(565b) Bottlebrush Polyelectrolyte Tethered Electrolyte Active-Layer Membranes for Enhanced Ion Selectivity

This study presents the development of novel bottlebrush polyelectrolyte tethered electrolyte active-layer membranes (TEAMs) with significantly enhanced salt rejection and ion selectivity than prior produced TEAMs, even at higher salt concentrations. The separation performance of conventional single-block TEAMs suffered when using saline feeds above 2 mM concentration due to charge screening effects. To address this limitation, we engineered a unique bottlebrush architecture by first grafting poly(2-hydroxyethyl methacrylate) (PHEMA) from cellulose substrates via surface-initiated atom transfer radical polymerization (SI-ATRP), followed by esterification of PHEMA hydroxyl groups with α-bromoisobutyryl bromide to create initiation sites for subsequent side-chain polymerization.

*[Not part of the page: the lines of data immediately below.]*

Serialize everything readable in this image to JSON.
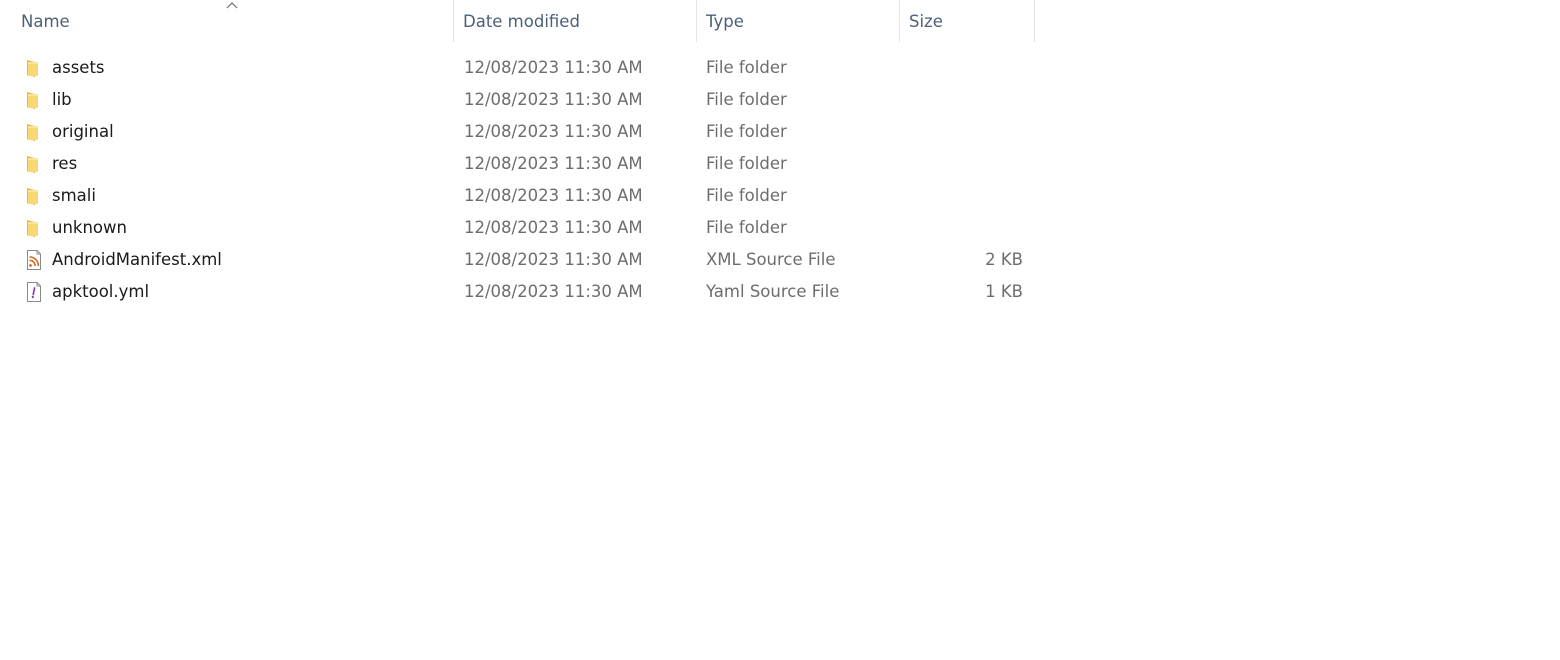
{
  "columns": {
    "name": "Name",
    "date_modified": "Date modified",
    "type": "Type",
    "size": "Size"
  },
  "sort": {
    "column": "name",
    "direction": "ascending"
  },
  "files": [
    {
      "name": "assets",
      "date": "12/08/2023 11:30 AM",
      "type": "File folder",
      "size": "",
      "icon": "folder-icon"
    },
    {
      "name": "lib",
      "date": "12/08/2023 11:30 AM",
      "type": "File folder",
      "size": "",
      "icon": "folder-icon"
    },
    {
      "name": "original",
      "date": "12/08/2023 11:30 AM",
      "type": "File folder",
      "size": "",
      "icon": "folder-icon"
    },
    {
      "name": "res",
      "date": "12/08/2023 11:30 AM",
      "type": "File folder",
      "size": "",
      "icon": "folder-icon"
    },
    {
      "name": "smali",
      "date": "12/08/2023 11:30 AM",
      "type": "File folder",
      "size": "",
      "icon": "folder-icon"
    },
    {
      "name": "unknown",
      "date": "12/08/2023 11:30 AM",
      "type": "File folder",
      "size": "",
      "icon": "folder-icon"
    },
    {
      "name": "AndroidManifest.xml",
      "date": "12/08/2023 11:30 AM",
      "type": "XML Source File",
      "size": "2 KB",
      "icon": "xml-file-icon"
    },
    {
      "name": "apktool.yml",
      "date": "12/08/2023 11:30 AM",
      "type": "Yaml Source File",
      "size": "1 KB",
      "icon": "yaml-file-icon"
    }
  ],
  "colors": {
    "header_text": "#4c607a",
    "name_text": "#1a1a1a",
    "meta_text": "#6d6d6d",
    "folder": "#f8d775",
    "xml_accent": "#d2691e",
    "yaml_accent": "#7a3fb0"
  }
}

Two polymers were explored: (1) positively charged poly(vinylbenzyl trimethylammonium chloride) (PVBMAC) and (2) negatively charged poly(sodium 4-vinylbenzenesulfonate) (PSVBS). Both positive and negative bottlebrush TEAMs demonstrated significantly improved salt rejection at higher concentrations (up to 200 mM) compared to conventional single-block TEAMs. The positively charged PVBMAC bottlebrush membranes exhibited exceptional rejection of divalent cations, with almost 100% rejection of CaCl₂ at 2 mM and maintaining ~80% rejection at 200 mM, along with ~60% NaCl rejection at the same concentration. Similarly, the negatively charged PSVBS bottlebrush membranes showed comparable performance with Na₂SO₄, rejecting ~100% at 2 mM and ~60% at 200 mM salt concentrations.

Importantly, both membrane types maintained pronounced ion selectivity at high salt concentrations: PVBMAC bottlebrush membranes achieved up to 18-fold selectivity for monovalent over divalent cations at 2 mM (compared to 9-fold for conventional TEAMs at only 2 mM), maintaining 8-fold selectivity even at 20 mM. PSVBS bottlebrush membranes showed similar selectivity patterns for monovalent anions over divalent anions. When testing PVBMAC with mixed chloride and sulfate solutions, anion monovalent/divalent selectivity was also observed despite having positively charged functional groups. This high selectivity is attributed to the dense arrangement of charged functional groups in the bottlebrush architecture, creating more effective electroactive barriers that maintain functionality even at elevated salt concentrations.

Salt rejection studies revealed that bottlebrush TEAMs operate through a combination of charge-based separation and size exclusion, the latter being negligible in conventional TEAMs. This combination brings their performance closer to reverse osmosis membranes while maintaining valuable ion selectivity. Interestingly, hydraulic pressure (tested from 30-110 bar) had minimal effect on salt rejection, unlike conventional RO membranes, suggesting novel transport mechanisms unique to the bottlebrush architecture.

These novel bottlebrush TEAMs represent a significant advancement in membrane separation technology, offering a versatile platform for ion-specific separations across a broad range of salt concentrations with applications in water treatment, resource recovery, and selective separation processes.